Dr Kawashima's Brain Training for Nintendo Switch

He has also stubbed Match to make Cruis'n Blast playable. This game experiences some crashes, so there’s more work to do.

 Cruis'n Blast

Cruis'n Blast

ogniK implemented the EnsureTokenIdCacheAsync function, making Death Coming go in-game, albeit with some graphical bugs that we have to sort out in the future.

 Death Coming

Death Coming

Morph has been working on implementing what is needed to get Diablo II: Resurrected working. Initially, the Read socket service was implemented, but this mandates also implementing more complex services like Select and EventFD. EventFD is particularly tricky as there is no native support for it on Windows, so a considerable amount of work is needed to properly emulate it in the most popular OS.

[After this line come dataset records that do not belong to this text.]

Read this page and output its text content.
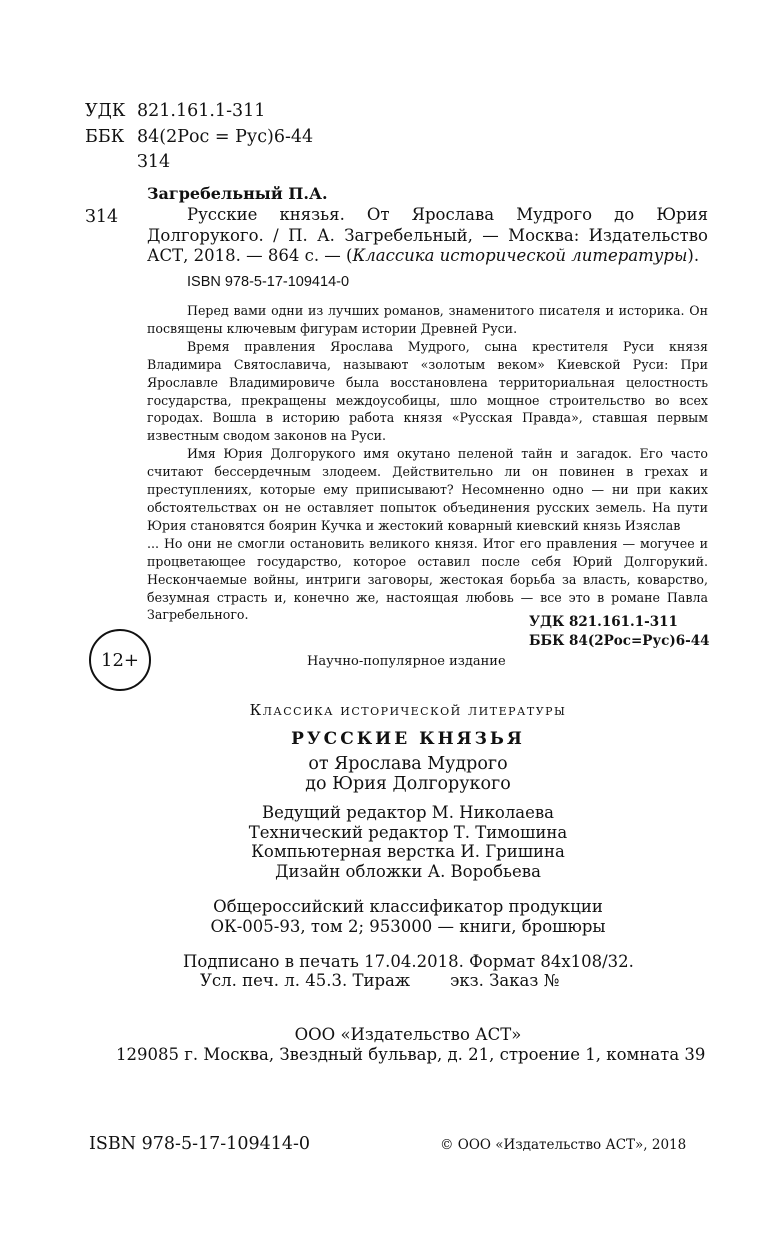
УДК 821.161.1-311
ББК 84(2Рос = Рус)6-44
З14
Загребельный П.А.
З14	Русские князья. От Ярослава Мудрого до Юрия Долгорукого. / П. А. Загребельный, — Москва: Издательство АСТ, 2018. — 864 с. — (Классика исторической литературы).
ISBN 978-5-17-109414-0

Перед вами одни из лучших романов, знаменитого писателя и историка. Он посвящены ключевым фигурам истории Древней Руси.

Время правления Ярослава Мудрого, сына крестителя Руси князя Владимира Святославича, называют «золотым веком» Киевской Руси: При Ярославле Владимировиче была восстановлена территориальная целостность государства, прекращены междоусобицы, шло мощное строительство во всех городах. Вошла в историю работа князя «Русская Правда», ставшая первым известным сводом законов на Руси.

Имя Юрия Долгорукого имя окутано пеленой тайн и загадок. Его часто считают бессердечным злодеем. Действительно ли он повинен в грехах и преступлениях, которые ему приписывают? Несомненно одно — ни при каких обстоятельствах он не оставляет попыток объединения русских земель. На пути Юрия становятся боярин Кучка и жестокий коварный киевский князь Изяслав

... Но они не смогли остановить великого князя. Итог его правления — могучее и процветающее государство, которое оставил после себя Юрий Долгорукий. Нескончаемые войны, интриги заговоры, жестокая борьба за власть, коварство, безумная страсть и, конечно же, настоящая любовь — все это в романе Павла Загребельного.	УДК 821.161.1-311
ББК 84(2Рос=Рус)6-44
12+	Научно-популярное издание
Классика исторической литературы
РУССКИЕ КНЯЗЬЯ
от Ярослава Мудрого
до Юрия Долгорукого
Ведущий редактор М. Николаева
Технический редактор Т. Тимошина
Компьютерная верстка И. Гришина
Дизайн обложки А. Воробьева
Общероссийский классификатор продукции
ОК-005-93, том 2; 953000 — книги, брошюры
Подписано в печать 17.04.2018. Формат 84х108/32.
Усл. печ. л. 45.3. Тираж экз. Заказ №
ООО «Издательство АСТ»
129085 г. Москва, Звездный бульвар, д. 21, строение 1, комната 39
ISBN 978-5-17-109414-0	© ООО «Издательство АСТ», 2018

As a temporary alternative, Read was just stubbed, allowing the game to boot.

 Diablo II: Resurrected

Diablo II: Resurrected

Future projects

For anyone wondering about Project A.R.T., the following image speaks for itself.

 Xenoblade Chronicles Definitive Edition

Xenoblade Chronicles Definitive Edition

Regarding works in progress, there are more rendering fixes underway, and we’re already starting plans on what to focus on after A.R.T. is finished.

That’s all folks! Thank you for your attention and see you next month!